- Theatrical poster
- Directed by: Andrew V. McLaglen
- Written by: Barney Slater (story)
- Screenplay by: Harry Julian Fink Rita M. Fink
- Produced by: Michael Wayne
- Starring: John Wayne; Gary Grimes; Neville Brand; George Kennedy;
- Cinematography: Joseph F. Biroc
- Edited by: Robert L. Simpson
- Music by: Elmer Bernstein
- Production company: Batjac Productions
- Distributed by: Warner Bros.
- Release date: July 11, 1973;
- Running time: 103 minutes
- Country: United States
- Language: English
- Box office: $3,100,000 (US/ Canada rentals)

= Cahill U.S. Marshal =

1973 film by Andrew V. McLaglen

Cahill U.S. Marshal is a 1973 American Western film in Technicolor starring John Wayne as a driven lawman in a black hat. The film was directed by Andrew V. McLaglen and filmed on location in Durango, Mexico. The supporting cast features George Kennedy, Neville Brand, Marie Windsor, Royal Dano, Denver Pyle, Jackie Coogan, Harry Carey Jr., Paul Fix and Hank Worden.

==Plot==
While J. D. Cahill, a widower and U.S. Marshal, is away from home, his two sons Danny and Billy aid Abe Fraser and his gang to escape temporarily from jail and to rob a bank. The town's sheriff is shot and killed and another townsfolk is knifed and killed during the robbery. Billy hides the stolen money while his brother and the rest of the gang return to their jail cells as an alibi.

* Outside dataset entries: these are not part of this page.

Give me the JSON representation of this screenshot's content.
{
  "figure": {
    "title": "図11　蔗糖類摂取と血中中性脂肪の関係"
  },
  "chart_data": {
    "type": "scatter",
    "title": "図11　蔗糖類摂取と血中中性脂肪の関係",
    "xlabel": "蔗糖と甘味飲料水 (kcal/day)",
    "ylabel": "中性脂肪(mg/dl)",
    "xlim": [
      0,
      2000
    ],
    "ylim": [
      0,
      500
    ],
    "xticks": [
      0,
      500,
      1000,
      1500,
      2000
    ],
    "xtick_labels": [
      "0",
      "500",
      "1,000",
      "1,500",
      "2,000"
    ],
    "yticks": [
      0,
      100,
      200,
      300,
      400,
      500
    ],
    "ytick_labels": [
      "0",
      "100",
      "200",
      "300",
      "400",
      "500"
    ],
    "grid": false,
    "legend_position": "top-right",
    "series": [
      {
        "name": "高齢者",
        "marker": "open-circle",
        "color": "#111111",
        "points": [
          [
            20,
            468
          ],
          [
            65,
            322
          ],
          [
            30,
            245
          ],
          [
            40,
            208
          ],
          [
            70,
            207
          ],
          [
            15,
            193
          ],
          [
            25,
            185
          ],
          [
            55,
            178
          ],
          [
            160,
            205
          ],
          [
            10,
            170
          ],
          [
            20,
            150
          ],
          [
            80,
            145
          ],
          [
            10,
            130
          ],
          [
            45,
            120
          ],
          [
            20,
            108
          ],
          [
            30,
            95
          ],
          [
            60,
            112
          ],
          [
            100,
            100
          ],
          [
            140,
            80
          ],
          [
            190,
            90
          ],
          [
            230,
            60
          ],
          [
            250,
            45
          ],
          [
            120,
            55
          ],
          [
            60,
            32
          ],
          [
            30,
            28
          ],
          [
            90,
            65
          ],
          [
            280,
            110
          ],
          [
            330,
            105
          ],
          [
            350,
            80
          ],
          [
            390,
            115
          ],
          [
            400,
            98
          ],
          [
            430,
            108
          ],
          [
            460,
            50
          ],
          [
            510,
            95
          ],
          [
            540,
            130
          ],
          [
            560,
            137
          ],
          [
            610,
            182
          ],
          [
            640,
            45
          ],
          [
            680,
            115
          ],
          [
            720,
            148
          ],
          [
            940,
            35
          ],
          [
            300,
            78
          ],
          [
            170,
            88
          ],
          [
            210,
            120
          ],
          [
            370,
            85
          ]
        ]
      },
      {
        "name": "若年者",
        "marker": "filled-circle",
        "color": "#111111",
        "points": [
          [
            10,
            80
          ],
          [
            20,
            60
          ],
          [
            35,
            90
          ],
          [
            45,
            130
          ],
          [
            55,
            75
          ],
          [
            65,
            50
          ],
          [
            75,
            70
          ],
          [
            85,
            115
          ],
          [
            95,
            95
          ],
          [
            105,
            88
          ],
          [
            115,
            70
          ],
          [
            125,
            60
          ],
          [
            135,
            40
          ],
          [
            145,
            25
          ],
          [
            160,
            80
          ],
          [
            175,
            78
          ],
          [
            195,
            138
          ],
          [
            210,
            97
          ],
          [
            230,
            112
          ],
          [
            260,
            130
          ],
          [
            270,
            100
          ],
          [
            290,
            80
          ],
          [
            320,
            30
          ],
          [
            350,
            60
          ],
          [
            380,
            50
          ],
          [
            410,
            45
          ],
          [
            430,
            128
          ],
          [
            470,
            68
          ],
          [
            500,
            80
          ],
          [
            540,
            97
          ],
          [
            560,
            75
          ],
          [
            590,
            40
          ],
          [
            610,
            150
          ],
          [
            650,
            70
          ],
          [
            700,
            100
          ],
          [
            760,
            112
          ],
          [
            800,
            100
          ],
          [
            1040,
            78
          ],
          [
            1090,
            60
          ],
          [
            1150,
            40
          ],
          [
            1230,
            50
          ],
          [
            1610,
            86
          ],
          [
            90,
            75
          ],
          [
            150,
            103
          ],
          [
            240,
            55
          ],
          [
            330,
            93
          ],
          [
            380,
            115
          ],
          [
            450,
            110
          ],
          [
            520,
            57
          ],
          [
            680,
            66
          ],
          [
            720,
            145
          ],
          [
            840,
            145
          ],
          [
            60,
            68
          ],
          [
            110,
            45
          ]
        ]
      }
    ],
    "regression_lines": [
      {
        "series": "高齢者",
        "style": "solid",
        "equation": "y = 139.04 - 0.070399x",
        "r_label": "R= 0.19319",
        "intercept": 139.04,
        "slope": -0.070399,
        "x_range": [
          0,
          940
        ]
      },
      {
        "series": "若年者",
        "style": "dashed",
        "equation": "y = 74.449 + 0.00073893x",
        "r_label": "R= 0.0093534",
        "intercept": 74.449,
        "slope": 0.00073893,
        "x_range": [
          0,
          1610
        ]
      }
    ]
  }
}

When Cahill returns, he and Danny look for the perpetrators with the help of half-Comanche tracker Lightfoot. Cahill arrests four suspects and although they are innocent of the town bank robbery, they are found guilty and scheduled to be hanged. While on the trail of the kids, Cahill and Lightfoot are ambushed by Brownie.

Lightfoot hurts Brownie but is eventually killed. Cahill's sons try to give the gang's share of the money to Fraser, Fraser however wants all the money and prepares to kill them when he is shot by Cahill who used his sons to lure Fraser out into the open. The Cahills reconcile and leave for town to stop the hangings of the initial suspects.

==Production==
The film was produced by John Wayne's production company Batjac Productions and shot on location in Durango, Mexico.

==Reception==
In a 1975 interview with writer Tony Macklin for Film Heritage, Wayne said the film had "a good theme" but "wasn't a well-done picture" because it "needed better writing" and "a little more care in the making."